AT WHICH POINT HE TELLS HER THE WHOLE STORY OF HIS JOURNEY HOME.
Seriously?? His idea of pillow talk is to tell his wife that he slept with the smokin’ hot goddesses, Circe and Calypso? This is the point in the story when I was ready to poke out O’s eye (and maybe a few other body parts).
And just when I thought my opinion of Big O couldn’t get any worse, there’s the grand reunion with his dad, Laertes, WHERE HE LIES TO HIS OWN FATHER ABOUT WHO HE IS, EVEN THOUGH THERE IS NO LONGER A NEED. Yes, he’s still having fun with the story about how he’s a Cretan prince. When his dad starts crying, Big O relents and tells him who he is.
Total rat bastard, that Odysseus.
And that’s the end. Well, there was the scene in which the suitors all went toddling off to to Hades, but really, that was pretty boring.

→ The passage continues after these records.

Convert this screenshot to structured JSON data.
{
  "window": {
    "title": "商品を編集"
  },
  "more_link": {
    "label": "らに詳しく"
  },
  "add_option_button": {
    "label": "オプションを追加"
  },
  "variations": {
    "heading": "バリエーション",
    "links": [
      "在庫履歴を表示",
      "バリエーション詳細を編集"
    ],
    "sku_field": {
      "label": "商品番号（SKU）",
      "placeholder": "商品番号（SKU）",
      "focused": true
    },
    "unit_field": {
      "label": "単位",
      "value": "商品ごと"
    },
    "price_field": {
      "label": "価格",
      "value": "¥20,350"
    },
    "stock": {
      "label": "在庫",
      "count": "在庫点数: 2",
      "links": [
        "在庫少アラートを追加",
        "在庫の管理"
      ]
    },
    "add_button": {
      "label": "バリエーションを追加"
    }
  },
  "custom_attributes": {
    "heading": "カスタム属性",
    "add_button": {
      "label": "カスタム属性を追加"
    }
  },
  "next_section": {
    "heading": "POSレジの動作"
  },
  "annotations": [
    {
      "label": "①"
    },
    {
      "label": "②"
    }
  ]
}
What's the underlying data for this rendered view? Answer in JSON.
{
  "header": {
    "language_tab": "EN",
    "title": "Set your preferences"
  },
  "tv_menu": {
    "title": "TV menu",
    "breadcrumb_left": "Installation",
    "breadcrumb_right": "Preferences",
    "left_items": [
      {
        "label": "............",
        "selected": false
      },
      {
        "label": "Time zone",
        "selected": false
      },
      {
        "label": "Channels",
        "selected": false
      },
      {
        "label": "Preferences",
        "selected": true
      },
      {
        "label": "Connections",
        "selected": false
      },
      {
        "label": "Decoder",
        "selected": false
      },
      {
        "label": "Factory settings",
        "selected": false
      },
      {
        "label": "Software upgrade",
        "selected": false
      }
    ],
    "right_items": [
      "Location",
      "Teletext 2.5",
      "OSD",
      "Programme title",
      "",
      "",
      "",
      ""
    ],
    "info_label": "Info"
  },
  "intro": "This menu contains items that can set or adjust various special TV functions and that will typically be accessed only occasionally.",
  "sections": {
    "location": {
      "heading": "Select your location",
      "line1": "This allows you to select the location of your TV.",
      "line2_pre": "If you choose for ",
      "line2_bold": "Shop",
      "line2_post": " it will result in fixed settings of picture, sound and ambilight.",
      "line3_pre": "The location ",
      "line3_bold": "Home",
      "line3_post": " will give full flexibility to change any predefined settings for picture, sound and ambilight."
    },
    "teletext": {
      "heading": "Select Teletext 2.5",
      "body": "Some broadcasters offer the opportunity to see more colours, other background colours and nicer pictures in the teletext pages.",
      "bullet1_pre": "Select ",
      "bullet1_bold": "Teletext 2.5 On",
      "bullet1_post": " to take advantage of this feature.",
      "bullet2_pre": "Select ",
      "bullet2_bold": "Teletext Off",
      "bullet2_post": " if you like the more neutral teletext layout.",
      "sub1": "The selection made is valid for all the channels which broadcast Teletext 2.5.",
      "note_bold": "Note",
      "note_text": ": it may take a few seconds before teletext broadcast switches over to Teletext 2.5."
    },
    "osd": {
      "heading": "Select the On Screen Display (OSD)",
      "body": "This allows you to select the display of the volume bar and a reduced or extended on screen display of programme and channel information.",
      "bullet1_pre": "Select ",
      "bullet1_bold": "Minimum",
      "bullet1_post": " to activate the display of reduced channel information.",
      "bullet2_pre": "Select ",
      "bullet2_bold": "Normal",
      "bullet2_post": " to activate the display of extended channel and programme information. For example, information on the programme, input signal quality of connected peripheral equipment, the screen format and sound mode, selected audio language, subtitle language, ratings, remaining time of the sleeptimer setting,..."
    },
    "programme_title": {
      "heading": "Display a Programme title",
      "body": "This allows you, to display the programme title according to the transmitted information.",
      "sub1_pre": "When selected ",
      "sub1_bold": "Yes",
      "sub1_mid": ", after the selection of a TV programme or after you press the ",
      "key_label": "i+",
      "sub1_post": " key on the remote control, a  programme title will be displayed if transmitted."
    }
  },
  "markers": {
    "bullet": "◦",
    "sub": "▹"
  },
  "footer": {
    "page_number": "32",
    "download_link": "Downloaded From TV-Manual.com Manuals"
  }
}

So, the question…is The Odyssey worth reading? Heck, yeah. Just know that while Books 7-12 kick some serious ass, the rest can be a trifle yawn-inducing at times. I would imagine, though, that back in the day, as people sat around the fire in the evening and listened to a master storyteller recount the tale, that this was story was Da Bomb. At least, if you were a guy.